How to Expose Azure Databricks to SAP on the Fly?

Data Platforms:

Paweł Adamczak, Dominik Maj

When dealing with a very large amount of data, like Sales history from a couple of years, it might be beneficial to offload the SAP HANA with Cloud infrastructure for the sake of savings, both in terms of storage and computing resources.

There are many ways to transfer SAP HANA data with the data archiving process. The recommended options are to either utilize SAP ILM Store or SAP IQ database to organize a data offload. Another option is to take advantage of the Azure platform and its cost-effective storage.

Besides the aspect of archiving the SAP data in the dedicated layer, there are additional benefits of having the data in the Azure environment. Azure allows us to perform a comprehensive set of transformations of the data, as well as effectively expose the results back to SAP HANA.

The sample scenario makes use of the Azure BLOB storage and Azure Databricks to calculate Forecasts on a large set of historical data and exposes it in a ready-to-consume format, back to SAP HANA via ODBC.

SAP-posts-3a-1024x302-(Compressify.io)

The input data is stored in a CSV file with over 1 billion rows. Ingesting it into Databricks and storing it as a table results in 11.2 GB of storage space. It’s worth mentioning that Databricks gives flexibility of the supported file format – except for CSV, it can be parquet or many others. However, the CSV data file on Azure BLOB is a good, universal scenario.

The Sales forecast calculations were performed in Databricks using DataFrames and SQL. The source data was a minimal set of columns of Sales history, organized by Customer, Geography, Product, and Date. We wanted to calculate a Forecast for each Customer, Geography, Product, and Day combination for the next year.

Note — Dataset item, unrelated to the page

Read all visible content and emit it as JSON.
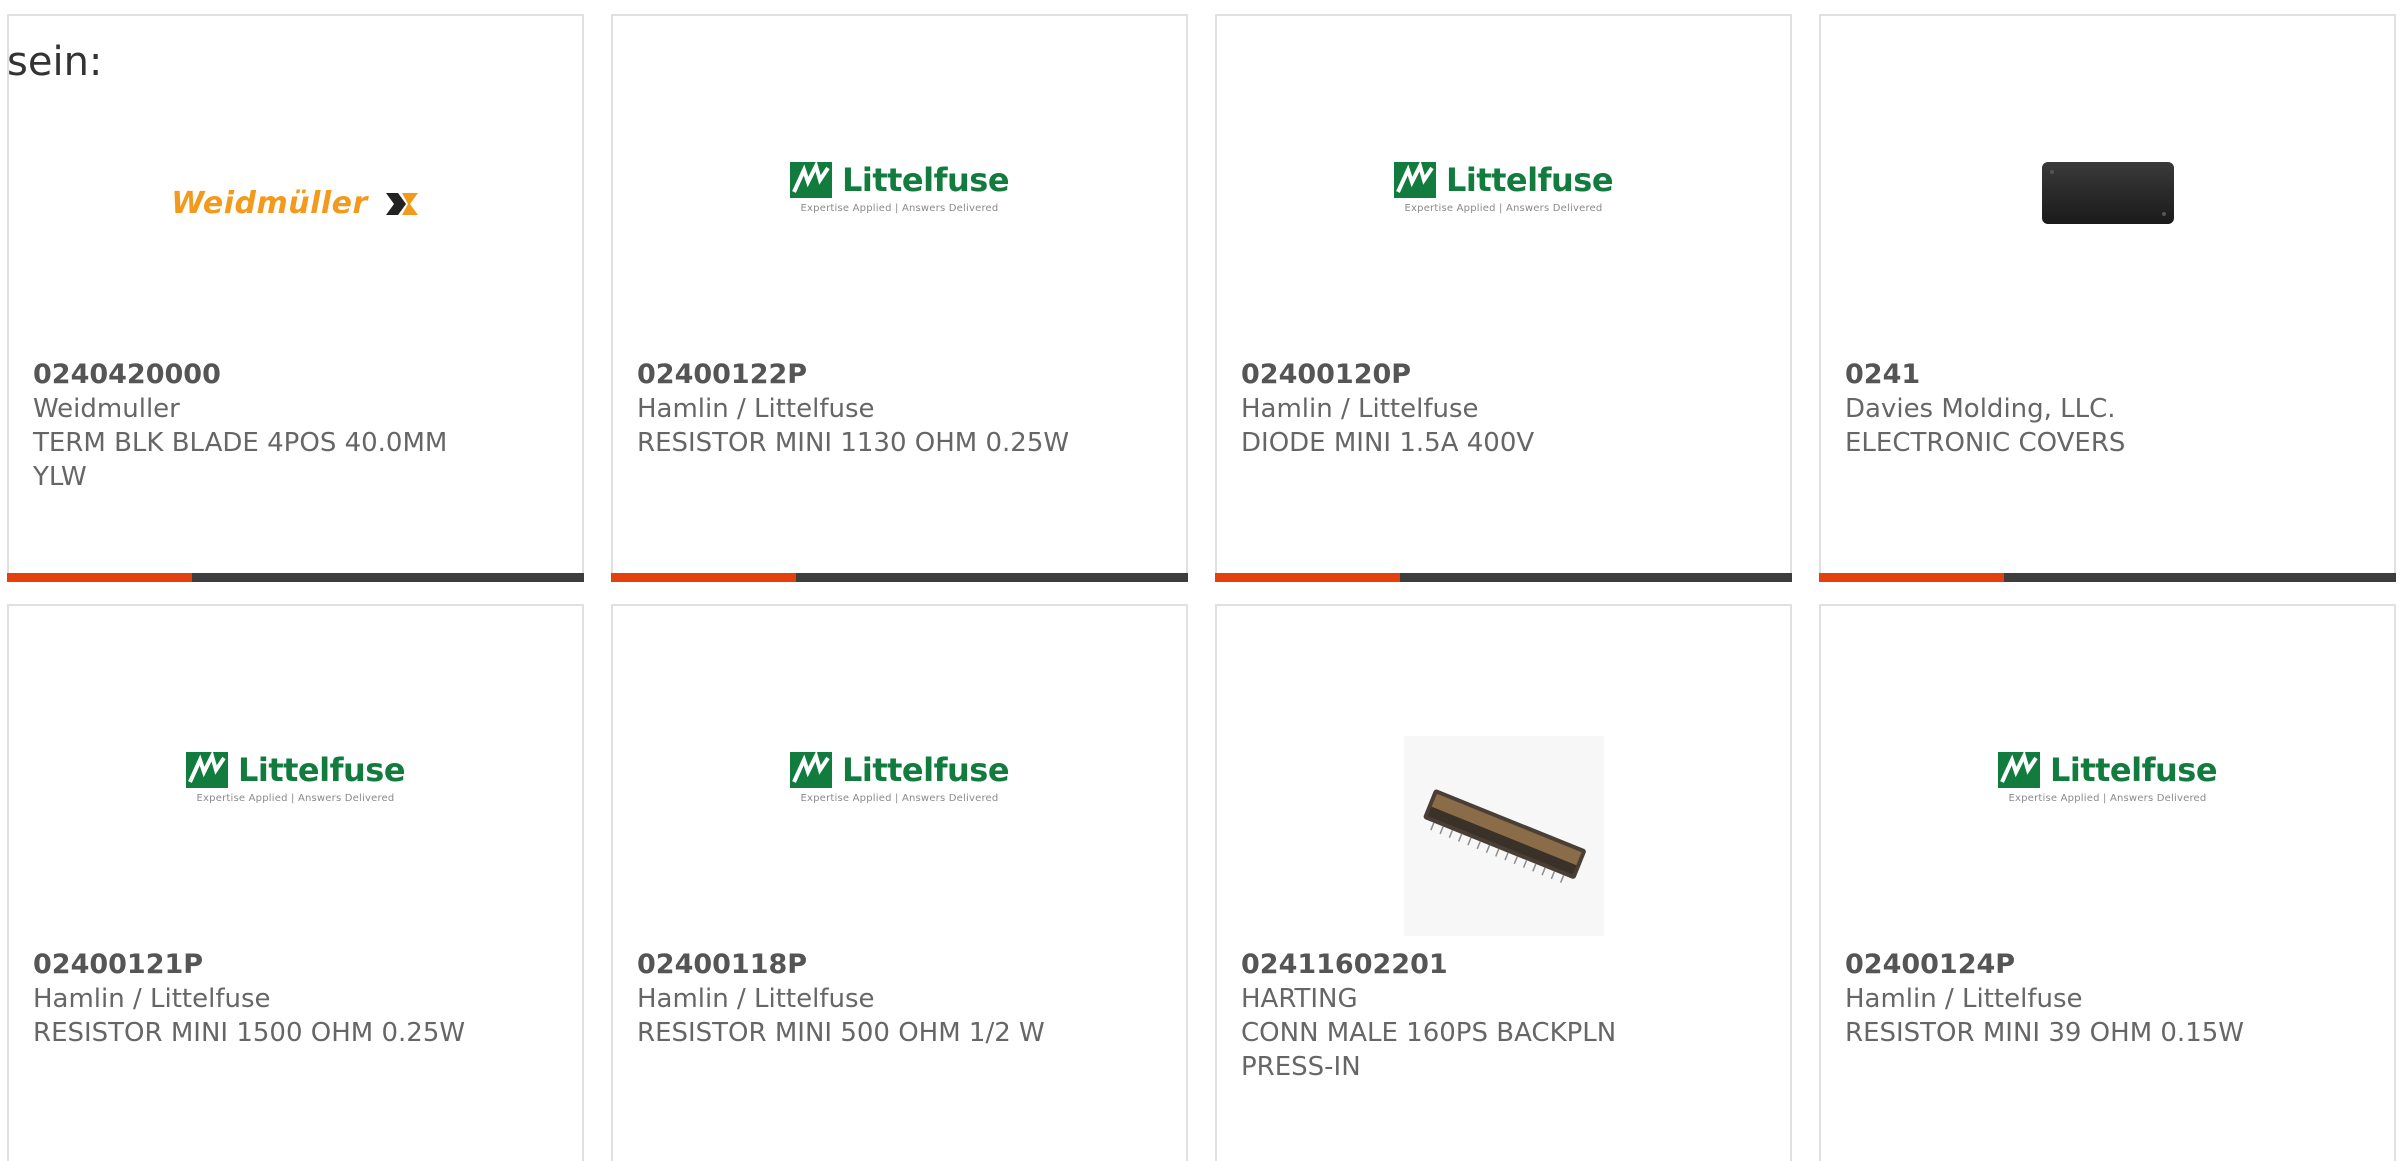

Our forecasting method was straightforward, based on the weighted sum of values from the past 5 years. The weights were defined in a way that: the weight is higher for recent years and decreases for previous year.

The weights were incorporated into the data by creating a temporary view. The last step of the process was a simple sum over the years, achieved by grouping by month and days, and the dimension keys.

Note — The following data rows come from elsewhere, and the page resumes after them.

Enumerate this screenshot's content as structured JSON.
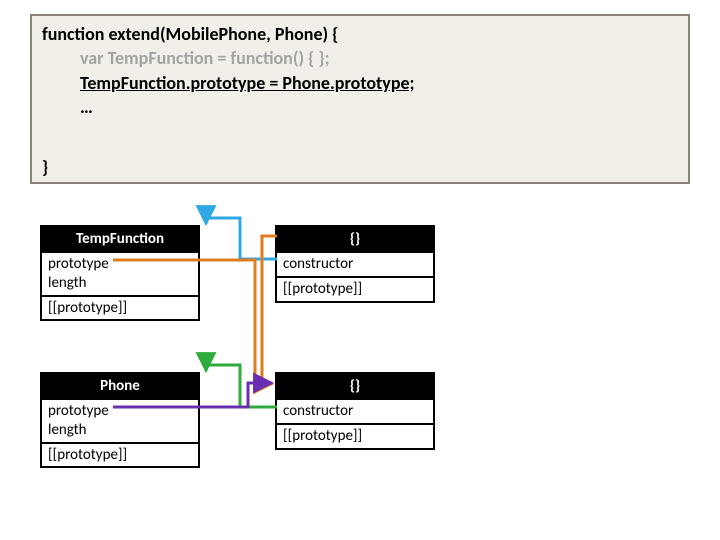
{
  "code": {
    "sig": "function extend(MobilePhone, Phone) {",
    "l1": "var TempFunction = function() { };",
    "l2": "TempFunction.prototype = Phone.prototype;",
    "l3": "…",
    "close": "}"
  },
  "boxes": {
    "tempFunction": {
      "title": "TempFunction",
      "p1a": "prototype",
      "p1b": "length",
      "p2": "[[prototype]]"
    },
    "tempProto": {
      "title": "{}",
      "p1": "constructor",
      "p2": "[[prototype]]"
    },
    "phone": {
      "title": "Phone",
      "p1a": "prototype",
      "p1b": "length",
      "p2": "[[prototype]]"
    },
    "phoneProto": {
      "title": "{}",
      "p1": "constructor",
      "p2": "[[prototype]]"
    }
  },
  "colors": {
    "blue": "#2ea8e5",
    "orange": "#e07b1f",
    "green": "#2faa3c",
    "purple": "#6a2fb0"
  }
}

Calculating the forecasts on 1 billion rows took roughly 25 minutes and resulted in about 66 million rows. The output dataset, stored as a Spark table, was used for the live connection from SAP HANA.

To access the external system from SAP HANA perspective, we needed to create the Remote Source System via Smart Data Access (SDA). The only prerequisite for such integration is to install the ODBC driver and provide the details of Databricks cluster to the SAP HDB server. Once the connection to the remote system is established, we can create a Virtual Table pointing to the Databricks table, further consumed by the Calculation View.

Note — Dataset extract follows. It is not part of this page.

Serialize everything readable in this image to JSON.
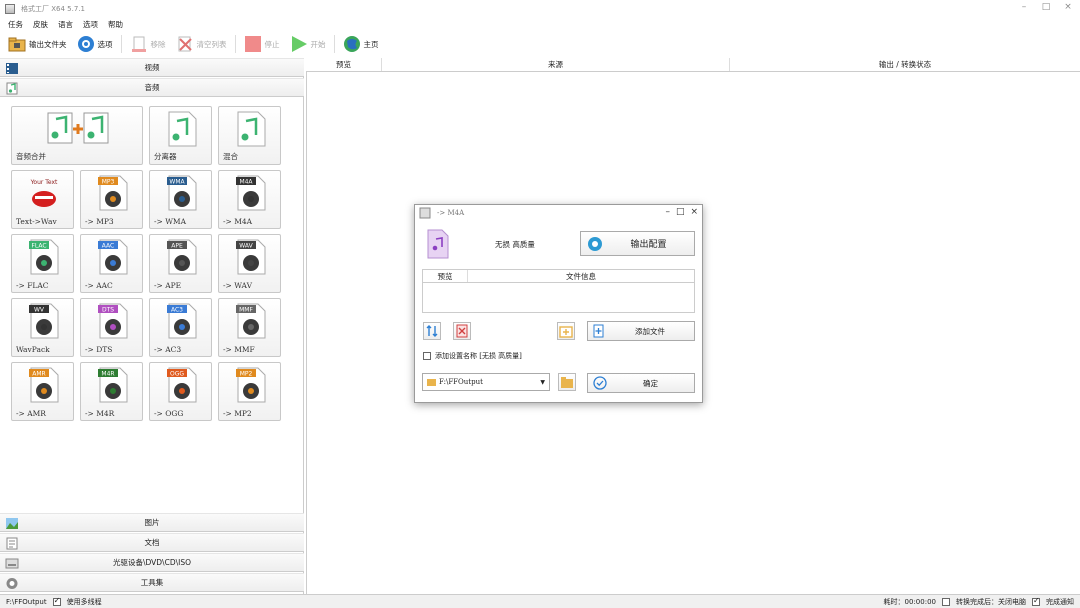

As a result, the SAP BW/4HANA data model can consume data coming from Databricks and all other SAP HANA tables.

SAP-posts-3b-1024x287-(Compressify.io)

Running three different aggregation queries on the dataset, using a small, one-worker cluster, took respectively 23, 89, and 11 seconds. This performance may seem unsatisfactory, as today’s users are accustomed to sub-second query responses. However, our scenario was to achieve the lowest possible infrastructure cost.

The Azure cluster used, with one DS3v2 worker costs $0.69 USD per hour. It totals to $504.80 USD per month. The cluster can be easily turned off when not needed or shared among multiple processes, further lowering the costs per process. We also verified that scaling up the Databricks cluster to some limits improves query performance. Scaling up on the fly can be achieved by using a higher number of worker nodes; but using larger and more powerful workers from the start is also a good option.